Middle East Airlines was at its peak from its establishment in the 50s until the Lebanese Civil War in the late 70s. With Beirut rising as the Paris of the Middle East and as a prominent Arab hub for fashion and finance, MEA thrived and became one of the world's leading carriers.
Between 1950 and 1970, most of the destinations we know of today were established, but others were discontinued after the war due to weak revenues and the airline's turbulent situation. Here is a list of discontinued destinations that were once part of the national carrier's glorious route map.

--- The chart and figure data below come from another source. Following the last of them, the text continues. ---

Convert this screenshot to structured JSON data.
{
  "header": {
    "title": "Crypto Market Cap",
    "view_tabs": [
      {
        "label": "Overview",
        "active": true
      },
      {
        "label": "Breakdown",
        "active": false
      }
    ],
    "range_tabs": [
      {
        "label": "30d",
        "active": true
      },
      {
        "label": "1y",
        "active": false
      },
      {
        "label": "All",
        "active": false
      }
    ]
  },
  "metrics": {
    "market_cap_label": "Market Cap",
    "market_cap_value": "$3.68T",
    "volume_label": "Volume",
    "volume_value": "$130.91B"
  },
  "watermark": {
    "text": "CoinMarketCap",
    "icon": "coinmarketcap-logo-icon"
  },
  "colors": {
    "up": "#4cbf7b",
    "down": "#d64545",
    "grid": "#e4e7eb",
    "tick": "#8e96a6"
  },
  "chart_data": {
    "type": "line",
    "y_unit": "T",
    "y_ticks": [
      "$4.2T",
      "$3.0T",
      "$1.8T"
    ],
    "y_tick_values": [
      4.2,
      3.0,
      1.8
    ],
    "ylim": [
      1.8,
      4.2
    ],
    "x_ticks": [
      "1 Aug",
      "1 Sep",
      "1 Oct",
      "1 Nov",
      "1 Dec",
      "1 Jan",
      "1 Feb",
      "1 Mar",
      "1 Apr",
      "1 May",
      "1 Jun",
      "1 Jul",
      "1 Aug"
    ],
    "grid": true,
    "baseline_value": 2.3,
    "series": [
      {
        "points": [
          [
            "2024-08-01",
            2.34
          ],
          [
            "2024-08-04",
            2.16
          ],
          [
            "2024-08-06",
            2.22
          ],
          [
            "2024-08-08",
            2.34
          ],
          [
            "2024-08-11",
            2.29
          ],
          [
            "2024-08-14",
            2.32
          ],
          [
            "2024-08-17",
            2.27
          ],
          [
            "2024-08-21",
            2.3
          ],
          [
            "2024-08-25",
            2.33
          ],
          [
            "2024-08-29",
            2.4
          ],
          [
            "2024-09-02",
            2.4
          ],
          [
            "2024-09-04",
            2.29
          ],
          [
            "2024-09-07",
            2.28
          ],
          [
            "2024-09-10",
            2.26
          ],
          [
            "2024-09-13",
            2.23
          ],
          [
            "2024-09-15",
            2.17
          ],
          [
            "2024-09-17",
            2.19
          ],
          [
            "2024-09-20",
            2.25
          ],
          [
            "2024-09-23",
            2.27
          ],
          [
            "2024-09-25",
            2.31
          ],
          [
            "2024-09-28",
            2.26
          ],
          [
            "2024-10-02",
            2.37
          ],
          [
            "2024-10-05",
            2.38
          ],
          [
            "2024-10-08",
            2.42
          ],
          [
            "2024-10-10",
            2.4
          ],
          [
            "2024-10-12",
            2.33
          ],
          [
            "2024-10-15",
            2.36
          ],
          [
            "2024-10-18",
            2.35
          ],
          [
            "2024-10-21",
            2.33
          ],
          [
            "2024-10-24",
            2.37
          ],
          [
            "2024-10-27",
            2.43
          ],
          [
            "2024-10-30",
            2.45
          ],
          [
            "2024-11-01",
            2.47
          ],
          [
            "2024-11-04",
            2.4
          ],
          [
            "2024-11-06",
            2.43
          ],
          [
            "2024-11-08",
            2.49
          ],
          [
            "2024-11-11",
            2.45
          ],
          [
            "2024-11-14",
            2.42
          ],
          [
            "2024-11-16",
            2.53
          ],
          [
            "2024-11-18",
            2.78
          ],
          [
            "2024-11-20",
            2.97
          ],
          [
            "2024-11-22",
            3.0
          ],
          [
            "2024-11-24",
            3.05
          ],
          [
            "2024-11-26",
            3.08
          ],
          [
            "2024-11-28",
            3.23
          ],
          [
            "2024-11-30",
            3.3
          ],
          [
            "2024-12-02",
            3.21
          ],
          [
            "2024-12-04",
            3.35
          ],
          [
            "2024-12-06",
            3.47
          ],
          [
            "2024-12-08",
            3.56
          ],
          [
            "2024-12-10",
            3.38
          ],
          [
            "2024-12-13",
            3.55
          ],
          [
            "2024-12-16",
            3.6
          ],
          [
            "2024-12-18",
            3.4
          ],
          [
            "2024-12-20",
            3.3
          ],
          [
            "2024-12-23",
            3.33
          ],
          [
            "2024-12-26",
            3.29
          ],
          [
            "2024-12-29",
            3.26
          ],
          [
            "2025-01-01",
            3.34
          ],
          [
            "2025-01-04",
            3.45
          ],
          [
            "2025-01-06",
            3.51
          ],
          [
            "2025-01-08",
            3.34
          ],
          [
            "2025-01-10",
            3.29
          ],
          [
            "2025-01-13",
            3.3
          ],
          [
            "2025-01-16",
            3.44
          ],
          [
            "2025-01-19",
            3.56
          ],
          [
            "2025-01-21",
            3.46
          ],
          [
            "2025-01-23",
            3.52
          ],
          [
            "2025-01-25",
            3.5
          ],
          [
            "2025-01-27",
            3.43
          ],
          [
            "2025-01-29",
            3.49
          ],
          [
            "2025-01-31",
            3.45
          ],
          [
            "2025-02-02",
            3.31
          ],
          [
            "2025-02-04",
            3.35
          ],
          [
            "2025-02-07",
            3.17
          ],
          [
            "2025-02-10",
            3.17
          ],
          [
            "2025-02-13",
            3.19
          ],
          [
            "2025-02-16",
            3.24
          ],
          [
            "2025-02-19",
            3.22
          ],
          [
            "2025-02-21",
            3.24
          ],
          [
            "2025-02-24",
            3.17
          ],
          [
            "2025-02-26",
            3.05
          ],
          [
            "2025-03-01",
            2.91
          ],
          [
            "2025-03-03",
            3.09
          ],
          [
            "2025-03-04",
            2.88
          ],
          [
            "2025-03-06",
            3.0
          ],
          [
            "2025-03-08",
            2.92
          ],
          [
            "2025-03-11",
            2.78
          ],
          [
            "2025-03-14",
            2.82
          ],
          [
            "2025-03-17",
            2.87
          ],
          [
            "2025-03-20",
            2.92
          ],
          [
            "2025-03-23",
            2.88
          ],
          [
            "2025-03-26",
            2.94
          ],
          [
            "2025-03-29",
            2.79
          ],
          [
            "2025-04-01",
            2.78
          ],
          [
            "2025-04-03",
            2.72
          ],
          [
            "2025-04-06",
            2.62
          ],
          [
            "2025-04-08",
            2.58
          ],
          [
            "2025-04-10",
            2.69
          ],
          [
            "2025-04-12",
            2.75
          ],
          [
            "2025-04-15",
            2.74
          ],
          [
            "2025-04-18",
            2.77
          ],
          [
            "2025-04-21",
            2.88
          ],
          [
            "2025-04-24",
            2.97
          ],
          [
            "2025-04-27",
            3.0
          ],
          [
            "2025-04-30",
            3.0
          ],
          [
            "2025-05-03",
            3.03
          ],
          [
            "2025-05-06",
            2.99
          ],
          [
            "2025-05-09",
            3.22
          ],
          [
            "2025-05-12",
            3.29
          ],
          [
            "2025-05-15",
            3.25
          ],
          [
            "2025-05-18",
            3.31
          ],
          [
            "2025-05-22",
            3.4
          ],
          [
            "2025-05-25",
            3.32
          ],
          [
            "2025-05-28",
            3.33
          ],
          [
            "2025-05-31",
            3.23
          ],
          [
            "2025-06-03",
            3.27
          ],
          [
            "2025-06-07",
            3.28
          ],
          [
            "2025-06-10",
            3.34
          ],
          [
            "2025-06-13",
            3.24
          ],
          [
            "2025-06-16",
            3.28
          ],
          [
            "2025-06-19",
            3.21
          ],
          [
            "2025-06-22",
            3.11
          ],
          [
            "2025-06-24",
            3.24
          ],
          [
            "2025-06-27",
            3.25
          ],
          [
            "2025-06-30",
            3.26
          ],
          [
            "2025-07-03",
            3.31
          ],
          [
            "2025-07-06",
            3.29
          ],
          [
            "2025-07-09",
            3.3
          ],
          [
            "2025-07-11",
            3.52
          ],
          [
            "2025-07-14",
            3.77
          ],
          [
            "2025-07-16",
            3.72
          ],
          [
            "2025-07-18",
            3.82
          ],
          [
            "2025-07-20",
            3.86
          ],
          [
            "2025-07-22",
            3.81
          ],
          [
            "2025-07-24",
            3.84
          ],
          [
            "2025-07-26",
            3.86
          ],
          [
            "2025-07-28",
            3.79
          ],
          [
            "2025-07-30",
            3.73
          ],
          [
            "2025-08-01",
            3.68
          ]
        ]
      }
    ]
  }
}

1. 1950 - Nicosia, Dhahran
The two cities were the very first destinations MEA flew to, in addition to Baghdad, Cairo and Kuwait. Dhahran was specifically important due to it being Saudi Arabia's oil hub, and Beirut was on PanAm's round-the-world flight route (starting in New York City) as the connection just before reaching Dhahran. Therefore, MEA became a carrier of choice for major Saudi oil company ARAMCO's American employees, many of whom resided and raised families in Beirut.
2. 1952 - Jerusalem
Beirut and Jerusalem enjoyed heavy passenger exchange due to the presence of vast Palestinian and Jewish communities alike in Lebanon.
3. 1955 - Ankara (via Nicosia), Aleppo
The Turkish capital and Syria's now-destructed Aleppo became daily flight destinations for MEA.
4. 1957 - Vienna (via Istanbul), Tehran (via Baghdad)
Vienna was a splendid addition to the airline's European network and the Tehran route reflected the glory days of both Lebanon and Iran.
5. 1958 - Aden (via Jeddah), Karachi and Bombay (both via Kuwait and Bahrain)
Aden was a main trade hub, and Pakistan and India were profit-generating for MEA as it carried many nationals from those two countries to the Gulf region.
6. 1960 - Lisbon and Madrid (both via Rome)
By then, MEA initiated flights to France, Germany, United Kingdom, and several other European countries. We do, nonetheless, wish those two destinations would come back!
7. 1964 - Khartoum, Robertsfield International Airport, and Freetown
MEA's African network rapidly expanded, joining these three destinations with its still existing flights to Accra, Abidjan, Kano and Lagos. At the time, Robertsfield was the main airport of Monrovia, Liberia.
8. 1966 - Addis Ababa, Benghazi
Though there is a non-MEA direct Beirut-Addis Ababa flight today, MEA's past African presence hasn't remain the same.
9. 1967 - Amsterdam
Recent unofficial talks about reviving the Amsterdam route have been heard, but nothing is confirmed. We hope it works, though!
10. 1983 - New York
Can it be 1983 again?
11. 1996 - São Paulo
The large Lebanese community in Brazil made such a route inevitable to implement. However, it was sadly short-lived.